Canadian nut free gingerbread cookies
Ingredients
- 3 cups all-purpose flour
- 1 teaspoon baking soda
- 1/2 teaspoon salt
- 2 teaspoons ground ginger
- 1 1/2 teaspoons ground cinnamon
- 1/2 teaspoon ground cloves
- 1/2 teaspoon ground nutmeg
- 1/2 cup unsalted butter softened
- 3/4 cup packed brown sugar
- 1/3 cup molasses
- 1 large egg
- 1 teaspoon vanilla extract
Instructions
- In a medium bowl, whisk together the flour, baking soda, salt, ground ginger, ground cinnamon, ground cloves, and ground nutmeg until well combined. Set aside.3 cups all-purpose flour, 1 teaspoon baking soda, 1/2 teaspoon salt, 2 teaspoons ground ginger, 1 1/2 teaspoons ground cinnamon, 1/2 teaspoon ground cloves, 1/2 teaspoon ground nutmeg
- In a large mixing bowl, cream together the softened butter and brown sugar until light and fluffy, using an electric mixer on medium speed. Add the molasses, egg, and vanilla extract, and continue mixing until fully incorporated.1/2 cup unsalted butter, 3/4 cup packed brown sugar, 1/3 cup molasses, 1 large egg, 1 teaspoon vanilla extract
- Gradually add the dry ingredients to the wet ingredients, mixing on low speed until the dough comes together. Be sure not to overmix.
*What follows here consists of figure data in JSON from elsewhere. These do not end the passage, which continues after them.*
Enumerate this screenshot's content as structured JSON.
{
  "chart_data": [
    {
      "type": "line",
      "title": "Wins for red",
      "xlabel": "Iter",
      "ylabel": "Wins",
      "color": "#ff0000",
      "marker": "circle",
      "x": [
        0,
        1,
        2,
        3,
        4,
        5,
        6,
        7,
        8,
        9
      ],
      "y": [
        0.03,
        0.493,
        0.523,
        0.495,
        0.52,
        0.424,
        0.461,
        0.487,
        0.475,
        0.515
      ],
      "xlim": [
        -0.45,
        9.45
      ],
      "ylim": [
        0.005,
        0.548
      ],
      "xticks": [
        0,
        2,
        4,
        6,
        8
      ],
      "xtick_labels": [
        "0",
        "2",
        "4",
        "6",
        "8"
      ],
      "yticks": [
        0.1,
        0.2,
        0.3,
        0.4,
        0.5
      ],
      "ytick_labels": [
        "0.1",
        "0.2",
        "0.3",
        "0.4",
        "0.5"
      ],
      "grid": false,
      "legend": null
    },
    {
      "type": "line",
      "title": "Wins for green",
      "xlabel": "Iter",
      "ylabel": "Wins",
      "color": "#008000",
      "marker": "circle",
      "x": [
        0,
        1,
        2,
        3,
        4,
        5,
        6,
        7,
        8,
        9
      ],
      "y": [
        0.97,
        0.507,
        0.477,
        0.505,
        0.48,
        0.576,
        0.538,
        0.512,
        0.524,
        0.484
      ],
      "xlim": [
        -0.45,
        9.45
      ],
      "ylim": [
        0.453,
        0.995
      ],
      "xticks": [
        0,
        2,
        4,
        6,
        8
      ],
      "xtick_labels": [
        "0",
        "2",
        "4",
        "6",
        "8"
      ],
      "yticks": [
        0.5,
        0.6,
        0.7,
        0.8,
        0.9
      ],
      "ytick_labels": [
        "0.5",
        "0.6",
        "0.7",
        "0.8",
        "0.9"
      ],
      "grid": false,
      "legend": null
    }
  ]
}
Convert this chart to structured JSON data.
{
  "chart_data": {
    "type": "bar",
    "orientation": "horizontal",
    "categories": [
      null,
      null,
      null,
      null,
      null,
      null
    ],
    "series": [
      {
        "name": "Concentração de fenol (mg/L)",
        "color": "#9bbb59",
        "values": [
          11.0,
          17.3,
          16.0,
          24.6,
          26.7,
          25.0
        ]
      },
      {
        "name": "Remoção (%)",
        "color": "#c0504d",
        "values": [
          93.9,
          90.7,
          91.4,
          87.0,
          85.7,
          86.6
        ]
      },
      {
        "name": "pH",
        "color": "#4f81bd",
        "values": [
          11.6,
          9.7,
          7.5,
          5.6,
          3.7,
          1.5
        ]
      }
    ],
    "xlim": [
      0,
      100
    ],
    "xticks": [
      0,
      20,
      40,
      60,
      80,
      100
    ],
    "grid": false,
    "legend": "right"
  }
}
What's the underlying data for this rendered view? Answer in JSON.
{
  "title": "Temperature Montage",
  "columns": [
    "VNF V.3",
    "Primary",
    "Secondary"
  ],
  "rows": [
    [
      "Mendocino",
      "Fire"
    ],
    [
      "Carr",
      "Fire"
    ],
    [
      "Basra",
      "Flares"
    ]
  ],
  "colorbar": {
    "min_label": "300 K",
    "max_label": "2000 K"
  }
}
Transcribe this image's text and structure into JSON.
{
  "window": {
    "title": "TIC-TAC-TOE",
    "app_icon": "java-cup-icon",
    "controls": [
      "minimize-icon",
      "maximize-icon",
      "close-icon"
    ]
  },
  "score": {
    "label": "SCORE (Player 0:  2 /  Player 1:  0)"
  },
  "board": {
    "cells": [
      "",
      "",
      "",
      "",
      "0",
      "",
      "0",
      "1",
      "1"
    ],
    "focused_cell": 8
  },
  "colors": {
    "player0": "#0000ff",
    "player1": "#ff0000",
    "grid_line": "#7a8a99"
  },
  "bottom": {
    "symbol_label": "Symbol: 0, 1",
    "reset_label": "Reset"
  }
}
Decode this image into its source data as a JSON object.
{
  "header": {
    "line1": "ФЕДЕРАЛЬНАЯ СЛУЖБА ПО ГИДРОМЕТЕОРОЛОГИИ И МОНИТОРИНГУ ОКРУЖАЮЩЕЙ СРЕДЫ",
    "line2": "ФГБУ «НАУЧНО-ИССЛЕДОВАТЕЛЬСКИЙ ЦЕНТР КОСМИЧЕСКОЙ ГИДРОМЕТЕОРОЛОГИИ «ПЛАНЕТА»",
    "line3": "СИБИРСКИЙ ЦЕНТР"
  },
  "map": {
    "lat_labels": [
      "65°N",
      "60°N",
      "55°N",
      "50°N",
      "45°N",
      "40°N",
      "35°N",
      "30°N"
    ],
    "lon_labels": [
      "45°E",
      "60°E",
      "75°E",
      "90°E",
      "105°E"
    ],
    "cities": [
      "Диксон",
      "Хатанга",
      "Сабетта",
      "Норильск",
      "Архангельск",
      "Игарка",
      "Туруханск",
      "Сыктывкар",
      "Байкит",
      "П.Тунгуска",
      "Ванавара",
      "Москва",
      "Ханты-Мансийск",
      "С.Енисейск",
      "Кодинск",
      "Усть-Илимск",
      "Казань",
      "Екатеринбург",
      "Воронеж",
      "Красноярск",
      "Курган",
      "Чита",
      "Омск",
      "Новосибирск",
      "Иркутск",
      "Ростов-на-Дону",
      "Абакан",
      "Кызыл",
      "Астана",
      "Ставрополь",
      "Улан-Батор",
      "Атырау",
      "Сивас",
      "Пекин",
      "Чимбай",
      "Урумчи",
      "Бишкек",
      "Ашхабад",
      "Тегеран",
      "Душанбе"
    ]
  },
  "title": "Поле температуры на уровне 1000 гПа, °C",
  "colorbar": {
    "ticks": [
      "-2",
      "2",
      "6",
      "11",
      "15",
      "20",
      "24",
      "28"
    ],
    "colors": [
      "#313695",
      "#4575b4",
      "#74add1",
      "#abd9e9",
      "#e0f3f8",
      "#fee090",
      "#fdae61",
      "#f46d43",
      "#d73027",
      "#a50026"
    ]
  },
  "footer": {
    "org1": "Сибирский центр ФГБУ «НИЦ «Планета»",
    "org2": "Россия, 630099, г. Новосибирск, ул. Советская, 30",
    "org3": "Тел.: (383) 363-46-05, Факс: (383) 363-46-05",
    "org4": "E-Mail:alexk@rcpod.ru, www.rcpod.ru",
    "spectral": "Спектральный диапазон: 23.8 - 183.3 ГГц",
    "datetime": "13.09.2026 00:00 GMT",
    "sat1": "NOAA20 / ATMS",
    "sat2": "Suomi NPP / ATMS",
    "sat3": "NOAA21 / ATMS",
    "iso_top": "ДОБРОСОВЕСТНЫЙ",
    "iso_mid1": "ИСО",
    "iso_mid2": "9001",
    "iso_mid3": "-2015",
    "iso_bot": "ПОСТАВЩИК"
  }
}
- Divide the dough in half and shape each portion into a disk. Wrap the disks in plastic wrap and refrigerate for at least 2 hours, or until firm.
- Preheat your oven to 350 °F. Line a baking sheet with parchment paper and set aside.
- On a lightly floured surface, roll out one disk of dough to approximately 1/4 inch thickness. Use cookie cutters to cut out desired shapes and transfer them to the prepared baking sheet, leaving a little space between each cookie.
- Bake the cookies for 8-10 minutes, or until the edges are lightly golden. The cookies will firm up as they cool.
- Remove the baking sheet from the oven and let the cookies cool on it for 5 minutes. Then, transfer them to a wire rack to cool completely.
- Repeat the rolling, cutting, and baking process with the remaining dough.
- Once cooled, the nut-free Canadian gingerbread cookies are ready to be enjoyed! You can decorate them with icing or leave them plain. Store them in an airtight container at room temperature for up to 1 week.